The Defendant has no criminal record, id. at ¶¶ 53–56, and is the primary provider for his family, Letter from Anne Wheeler, doc. 20-4. The Defendant’s children, ages 17 and 21, are excellent students, and a lengthy sentence of imprisonment will prevent the Defendant from continuing to provide financial support for their education. Indeed, sentencing the Defendant to a lengthy term of imprisonment will likely impose on the children the obligation for care and support of the Defendant’s infirm wife and mother. The Defendant’s wife is being tested for Muscular Dystrophy—she suffers from uncontrollable tremors; regularly experiences a loss of balance; cannot walk without leg braces and a cane; and is unable to drive herself. Id. at ¶¶ 61, 64; Letter from Anne Wheeler. She relies on the Defendant to assist with her with her activities of daily life. Further, the Defendant is responsible for the care of his elderly mother who suffers from serious heart problems and has recently undergone surgery for oral cancer in February 2015. Letter from Etta Wheeler, doc. 20-5. As his wife’s physical condition deteriorates, her ability to care for her mother-in-law will be significantly reduced.

Although the Court continues to believe that United States v. Booker, 543 U.S. 220 (2005) and its progeny support the conclusion that the child pornography sentencing guidelines are entitled to limited deference, the Sixth Circuit has held otherwise, see United States v. Bistline, 665 F.3d 758 (6th Cir. 2012) (Bistline I); 720 F. 3d 631 (6th Cir. 2013) (Bistline II). Bistline strictly limits a district court’s ability to disagree with the child pornography guidelines on policy grounds and subjects such a disagreement to a heightened standard of review. Bistline is binding on this Court, and, in the Court’s view, it prevents the Court from exercising its discretion in a manner consistent with the purposes of sentencing in this case.

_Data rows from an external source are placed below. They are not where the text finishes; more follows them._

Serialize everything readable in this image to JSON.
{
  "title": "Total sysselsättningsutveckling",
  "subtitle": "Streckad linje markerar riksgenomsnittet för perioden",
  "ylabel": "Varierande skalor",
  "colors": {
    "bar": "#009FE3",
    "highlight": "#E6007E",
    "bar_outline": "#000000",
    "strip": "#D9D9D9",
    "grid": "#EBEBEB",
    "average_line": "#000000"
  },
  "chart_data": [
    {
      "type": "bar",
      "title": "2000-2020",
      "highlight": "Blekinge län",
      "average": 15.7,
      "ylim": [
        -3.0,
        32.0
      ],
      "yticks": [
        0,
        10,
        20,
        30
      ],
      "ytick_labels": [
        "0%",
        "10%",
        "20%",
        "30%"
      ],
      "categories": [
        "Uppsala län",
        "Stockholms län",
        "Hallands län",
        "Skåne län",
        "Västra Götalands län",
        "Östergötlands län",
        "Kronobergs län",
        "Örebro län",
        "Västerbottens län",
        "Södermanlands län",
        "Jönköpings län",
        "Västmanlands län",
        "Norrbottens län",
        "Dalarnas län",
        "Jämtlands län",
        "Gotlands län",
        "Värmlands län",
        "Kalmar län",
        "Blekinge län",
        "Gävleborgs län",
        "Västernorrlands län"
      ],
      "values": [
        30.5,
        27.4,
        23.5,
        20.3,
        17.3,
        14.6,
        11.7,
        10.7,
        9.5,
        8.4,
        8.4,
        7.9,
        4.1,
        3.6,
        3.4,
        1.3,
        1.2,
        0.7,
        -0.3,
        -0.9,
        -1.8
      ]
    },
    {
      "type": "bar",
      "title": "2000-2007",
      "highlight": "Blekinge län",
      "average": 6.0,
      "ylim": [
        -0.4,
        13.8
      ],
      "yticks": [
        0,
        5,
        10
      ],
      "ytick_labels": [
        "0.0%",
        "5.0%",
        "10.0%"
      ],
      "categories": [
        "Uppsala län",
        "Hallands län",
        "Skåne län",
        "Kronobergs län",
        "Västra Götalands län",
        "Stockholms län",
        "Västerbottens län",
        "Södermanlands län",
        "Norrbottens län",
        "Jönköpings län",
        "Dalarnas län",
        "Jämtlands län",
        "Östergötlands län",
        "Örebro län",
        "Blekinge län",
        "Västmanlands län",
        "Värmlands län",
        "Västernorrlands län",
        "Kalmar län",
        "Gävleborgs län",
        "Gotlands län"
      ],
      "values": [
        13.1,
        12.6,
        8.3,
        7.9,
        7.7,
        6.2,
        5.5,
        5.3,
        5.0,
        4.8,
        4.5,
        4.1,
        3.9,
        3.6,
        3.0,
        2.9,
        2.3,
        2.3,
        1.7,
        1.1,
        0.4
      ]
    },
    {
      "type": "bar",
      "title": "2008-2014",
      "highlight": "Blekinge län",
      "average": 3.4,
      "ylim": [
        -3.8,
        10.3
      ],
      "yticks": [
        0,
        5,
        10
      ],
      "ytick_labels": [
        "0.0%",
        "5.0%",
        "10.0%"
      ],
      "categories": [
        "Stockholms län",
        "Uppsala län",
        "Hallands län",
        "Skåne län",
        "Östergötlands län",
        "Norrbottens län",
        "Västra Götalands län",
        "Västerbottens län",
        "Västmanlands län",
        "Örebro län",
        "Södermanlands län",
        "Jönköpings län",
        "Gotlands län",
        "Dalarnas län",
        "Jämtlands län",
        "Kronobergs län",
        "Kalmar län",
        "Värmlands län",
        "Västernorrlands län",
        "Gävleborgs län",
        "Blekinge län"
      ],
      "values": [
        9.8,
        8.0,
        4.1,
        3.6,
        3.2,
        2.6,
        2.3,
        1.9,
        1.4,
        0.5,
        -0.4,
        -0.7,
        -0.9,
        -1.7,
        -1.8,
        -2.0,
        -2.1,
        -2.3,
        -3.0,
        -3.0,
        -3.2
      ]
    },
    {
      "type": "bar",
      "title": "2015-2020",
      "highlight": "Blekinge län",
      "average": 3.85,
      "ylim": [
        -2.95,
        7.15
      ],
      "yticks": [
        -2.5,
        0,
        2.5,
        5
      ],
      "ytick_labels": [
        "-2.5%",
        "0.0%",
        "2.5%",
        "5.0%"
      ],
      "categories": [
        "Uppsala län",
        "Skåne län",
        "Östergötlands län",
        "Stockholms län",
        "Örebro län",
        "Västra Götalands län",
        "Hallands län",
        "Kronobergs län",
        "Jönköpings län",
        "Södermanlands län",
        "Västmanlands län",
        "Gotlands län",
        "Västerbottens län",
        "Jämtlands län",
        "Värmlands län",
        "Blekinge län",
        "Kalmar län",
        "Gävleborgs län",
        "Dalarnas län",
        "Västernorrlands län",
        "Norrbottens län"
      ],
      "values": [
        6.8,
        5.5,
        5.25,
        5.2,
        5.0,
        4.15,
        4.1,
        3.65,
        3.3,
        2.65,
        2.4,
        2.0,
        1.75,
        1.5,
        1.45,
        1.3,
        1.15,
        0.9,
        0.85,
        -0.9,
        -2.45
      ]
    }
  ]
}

Here, the possession of six images of child pornography results in a more severe guideline range than a crime involving an attempt to entice a minor to engage in prohibited sexual conduct. This illustrates the absurd results produced by the application of child pornography guidelines in certain cases. In most child pornography cases, the guideline range and the Court’s somewhat constrained ability to sentence at variance with the guidelines have permitted this Court to impose a sentence consistent with the § 3553(a) factors. However, in this case, the limitations imposed by Bistline prevent the Court from choosing a sentence that it believes is sufficiently severe but no more severe than necessary to accomplish the goals of sentencing. Accordingly, the Court will recuse itself from this case.


s/ James L. Graham


United States District Judge

DATE: July 7, 2015


[1] See United States Sentencing Commission, Report to Congress: Federal Child Pornography Offenses, at ii (Dec. 2012), http://www.ussc.gov/sites/default/files/pdf/news/congressional-testimony-and-reports/sex-offense- topics/201212-federal-child-pornography-offenses/Full_Report_to_Congress.pdf (last visited June 22, 2015) (hereinafter “Child Pornography Report”) (“as a result of recent changes in the computer and Internet technology that typical non-production offenders use, the existing sentence scheme in non-production cases no longer adequately distinguishes among offenders based on their degrees of culpability”); Letter from Anne Gannon, Nat’l Coordinator for Child Exploitation Prevention and Interdiction, Office of the Deputy Attorney General, U.S. Dep’t of Justice, to Honorable Patti B. Saris, Chair, U.S. Sentencing Comm’n, at 1 (Mar. 5, 2013), available at http://sentencing.typepad.com/files/doj-letter-to-ussc-on-cp-report.pdf (last visited June 22, 2015) (“the Department agrees with the Commission’s conclusion that advancement in technology and the evolution of the child pornography ‘Market” have led to a significantly changed landscape—one that is no longer adequately represented by the existing sentencing guidelines”).